Gold rose to within striking distance of $2,000 for the first time as demand surged ahead of an interest rate decision by the US central bank.
The price of the precious metal for immediate delivery increased as much as 2 per cent to hit a new all-time high of $1,980.57 per troy ounce on Tuesday morning in Asia, before shedding much of that gain. Gold has risen by more than 30 per cent year to date, making it one of the best-performing mainstream assets in 2020.
Viewed by investors as a haven during times of uncertainty, gold has jumped by about 9 per cent in the past six trading sessions as concerns have grown over the economic impact of US coronavirus outbreaks.
The recent gains have come at the expense of the dollar as investors have bet that the worsening Covid-19 situation in the US will prompt more economic stimulus measures. A weaker dollar is typically viewed as bullish for gold partly because it makes the metal cheaper for international buyers.
The dollar index, which tracks the US currency against a basket of peers, edged 0.3 per cent higher but continued to trade near its lowest levels since mid-2018.
Investors said gold’s upward momentum reflected growing expectations that the Federal Reserve could signal new policy measures when its rate-setting committee meets on Wednesday.
While traders doubt the Fed will turn to negative interest rates, some believe it could adopt more unconventional measures such as yield curve control or setting upper limits on Treasury yields.
“The Fed is likely to signal it continues to have its finger on the trigger — that it stands ready to ease policy more if necessary,” said Thomas Costerg, senior US economist at Pictet Wealth Management.
Others pointed to the fact that the coronavirus had made obtaining physical gold more difficult, also helping to push up prices.
“Anyone involved in the physical market would be aware of the fact that at the dealer level, access, particularly to gold and silver coins, has been curtailed as a result of the virus,” said Robert Rennie, global head of market strategy at Westpac.
Gold later pulled back to be up 0.2 per cent at $1,943.45 per ounce but analysts predict that the metal’s ascent could quickly resume.
“The upward trend in gold and the downward trend in the dollar are going to resume within the next 24 hours,” said Daniel Been, head of foreign exchange strategy at ANZ, pointing to excess dollar liquidity in the financial system.
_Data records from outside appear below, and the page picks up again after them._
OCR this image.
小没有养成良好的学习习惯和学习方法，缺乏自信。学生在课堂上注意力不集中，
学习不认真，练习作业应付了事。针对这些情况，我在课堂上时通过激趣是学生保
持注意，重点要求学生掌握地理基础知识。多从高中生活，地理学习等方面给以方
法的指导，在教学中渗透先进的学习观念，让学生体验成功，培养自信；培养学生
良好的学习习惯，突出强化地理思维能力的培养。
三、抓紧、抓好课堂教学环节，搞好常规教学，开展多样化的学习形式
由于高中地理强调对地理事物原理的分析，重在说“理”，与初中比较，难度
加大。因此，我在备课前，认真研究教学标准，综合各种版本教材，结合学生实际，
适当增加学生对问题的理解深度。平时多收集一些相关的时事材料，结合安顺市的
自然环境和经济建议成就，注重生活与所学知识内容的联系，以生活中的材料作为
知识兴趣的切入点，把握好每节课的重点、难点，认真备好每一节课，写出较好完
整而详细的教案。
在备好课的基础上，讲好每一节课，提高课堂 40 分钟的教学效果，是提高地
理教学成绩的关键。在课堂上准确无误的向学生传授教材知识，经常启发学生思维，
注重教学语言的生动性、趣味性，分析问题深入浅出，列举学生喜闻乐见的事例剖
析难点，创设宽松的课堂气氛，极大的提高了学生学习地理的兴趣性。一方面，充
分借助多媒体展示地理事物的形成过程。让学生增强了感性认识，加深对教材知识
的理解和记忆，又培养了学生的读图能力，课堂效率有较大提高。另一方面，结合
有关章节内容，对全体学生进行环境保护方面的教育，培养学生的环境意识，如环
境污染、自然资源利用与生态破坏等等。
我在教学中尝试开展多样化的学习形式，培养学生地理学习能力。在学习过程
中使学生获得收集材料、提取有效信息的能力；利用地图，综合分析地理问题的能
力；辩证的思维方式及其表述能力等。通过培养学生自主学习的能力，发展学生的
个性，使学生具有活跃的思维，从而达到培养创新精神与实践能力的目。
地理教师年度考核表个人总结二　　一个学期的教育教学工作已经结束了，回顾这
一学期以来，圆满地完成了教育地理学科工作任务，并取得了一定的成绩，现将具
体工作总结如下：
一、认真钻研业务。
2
Most Asian stock markets rose on Tuesday. China’s CSI 300 index of Shanghai- and Shenzhen-listed stocks climbed 0.7 per cent while Hong Kong’s Hang Seng rose 0.5 per cent. Japan’s benchmark Topix shed 0.2 per cent.
Futures tipped Wall Street’s S&P 500 to rise 0.1 per cent when trading begins later in the global day, after rising by 0.7 per cent overnight. London’s FTSE 100 was set to gain 0.3 per cent.